Here's the timeline. House Democrats will file an "Open the Government" resolution, calling for a floor vote on Lankford's bill, on Friday. After it sits untouched in the House Rules Committee for seven legislative days, they can file a discharge petition to bring the resolution to the floor, likely by Oct. 14 at the earliest.
After the resolution is approved by a simple majority of the full House, then by the resolution's own terms the Lankford bill would come up for a vote. At that point, Democrats would replace Lankford's bill with the Senate bill and vote on it.
All of that would require moderate House Republicans to revolt against their leadership first to sign the discharge petition, then to approve the resolution, and finally to vote for the Senate bill. That's a series of big if's.
For the last week, we've been hearing about the coalition of moderate Republicans and Democrats who could come together and re-open the government, even if the House GOP leadership is blocking the way.
So far, the moderate revolt hasn't materialized. Those House Republicans have had repeated opportunities to buck their leadership on procedural votes related to the shutdown. They haven't done it yet, so there's plenty of reason to be skeptical about this latest plan.
But the numbers are theoretically there. All 200 House Democrats would likely support bringing the Senate bill to the floor.
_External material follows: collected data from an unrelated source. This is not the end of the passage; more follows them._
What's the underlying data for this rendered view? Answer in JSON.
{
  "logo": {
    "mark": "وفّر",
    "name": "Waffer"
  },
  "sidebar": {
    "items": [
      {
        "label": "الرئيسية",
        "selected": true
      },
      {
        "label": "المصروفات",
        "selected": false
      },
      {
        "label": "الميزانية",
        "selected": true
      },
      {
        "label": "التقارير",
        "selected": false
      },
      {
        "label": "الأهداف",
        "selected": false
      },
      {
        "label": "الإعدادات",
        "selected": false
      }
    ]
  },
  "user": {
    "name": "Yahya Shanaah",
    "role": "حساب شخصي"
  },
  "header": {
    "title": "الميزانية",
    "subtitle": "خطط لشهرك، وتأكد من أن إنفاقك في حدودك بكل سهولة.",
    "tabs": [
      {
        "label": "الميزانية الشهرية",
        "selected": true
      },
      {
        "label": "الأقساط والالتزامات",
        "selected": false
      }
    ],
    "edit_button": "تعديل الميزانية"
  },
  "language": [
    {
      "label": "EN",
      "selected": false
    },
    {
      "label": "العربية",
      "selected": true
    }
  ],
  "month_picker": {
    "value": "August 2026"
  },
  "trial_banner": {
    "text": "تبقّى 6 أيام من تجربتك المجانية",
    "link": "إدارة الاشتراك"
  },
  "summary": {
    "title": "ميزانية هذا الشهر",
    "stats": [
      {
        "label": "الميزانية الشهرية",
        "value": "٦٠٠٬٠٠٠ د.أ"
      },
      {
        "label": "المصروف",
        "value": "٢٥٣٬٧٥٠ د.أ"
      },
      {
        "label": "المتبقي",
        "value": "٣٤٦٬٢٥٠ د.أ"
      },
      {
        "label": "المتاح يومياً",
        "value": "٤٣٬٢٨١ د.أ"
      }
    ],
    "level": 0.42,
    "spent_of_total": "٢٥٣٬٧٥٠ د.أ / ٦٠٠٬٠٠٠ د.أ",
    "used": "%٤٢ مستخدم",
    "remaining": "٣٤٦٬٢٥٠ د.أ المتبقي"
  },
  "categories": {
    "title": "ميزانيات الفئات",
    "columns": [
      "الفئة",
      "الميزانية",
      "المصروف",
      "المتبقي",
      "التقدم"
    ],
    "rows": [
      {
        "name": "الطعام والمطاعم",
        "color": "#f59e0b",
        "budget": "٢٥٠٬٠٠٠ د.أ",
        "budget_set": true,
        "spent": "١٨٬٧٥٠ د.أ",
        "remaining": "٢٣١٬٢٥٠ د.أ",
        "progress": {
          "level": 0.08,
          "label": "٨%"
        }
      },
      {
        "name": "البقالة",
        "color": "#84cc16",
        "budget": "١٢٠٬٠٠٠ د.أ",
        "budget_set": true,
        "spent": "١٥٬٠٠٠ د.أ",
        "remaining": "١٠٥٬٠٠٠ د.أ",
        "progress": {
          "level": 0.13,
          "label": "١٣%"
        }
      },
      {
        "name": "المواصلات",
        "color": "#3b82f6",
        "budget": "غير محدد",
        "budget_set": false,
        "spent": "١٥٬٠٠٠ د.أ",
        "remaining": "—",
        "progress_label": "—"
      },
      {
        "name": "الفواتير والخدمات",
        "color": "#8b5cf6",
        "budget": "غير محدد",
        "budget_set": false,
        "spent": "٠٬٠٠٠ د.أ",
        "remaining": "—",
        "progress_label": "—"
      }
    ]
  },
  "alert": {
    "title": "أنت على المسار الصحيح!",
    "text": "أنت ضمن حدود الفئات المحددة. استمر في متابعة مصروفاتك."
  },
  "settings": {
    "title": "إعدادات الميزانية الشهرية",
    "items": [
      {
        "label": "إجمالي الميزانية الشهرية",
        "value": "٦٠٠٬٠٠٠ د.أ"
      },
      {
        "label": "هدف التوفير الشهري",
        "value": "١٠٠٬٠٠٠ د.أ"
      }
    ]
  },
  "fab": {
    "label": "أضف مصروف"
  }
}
According to the Washington Post's tracking, at least 20 House Republicans have said they support the "clean" Senate bill. Add those numbers up and you have enough signatures to bring the bill to the floor. So the math in theory is clear, but the politics is not.
"One thing is becoming clearer: a growing number of Republican members want an opportunity to work with Democrats to end this crisis," Rep. George Miller (D-CA), one of the plan's architects, said at a Friday press conference. "Today we're offering my Republican friends a way forward."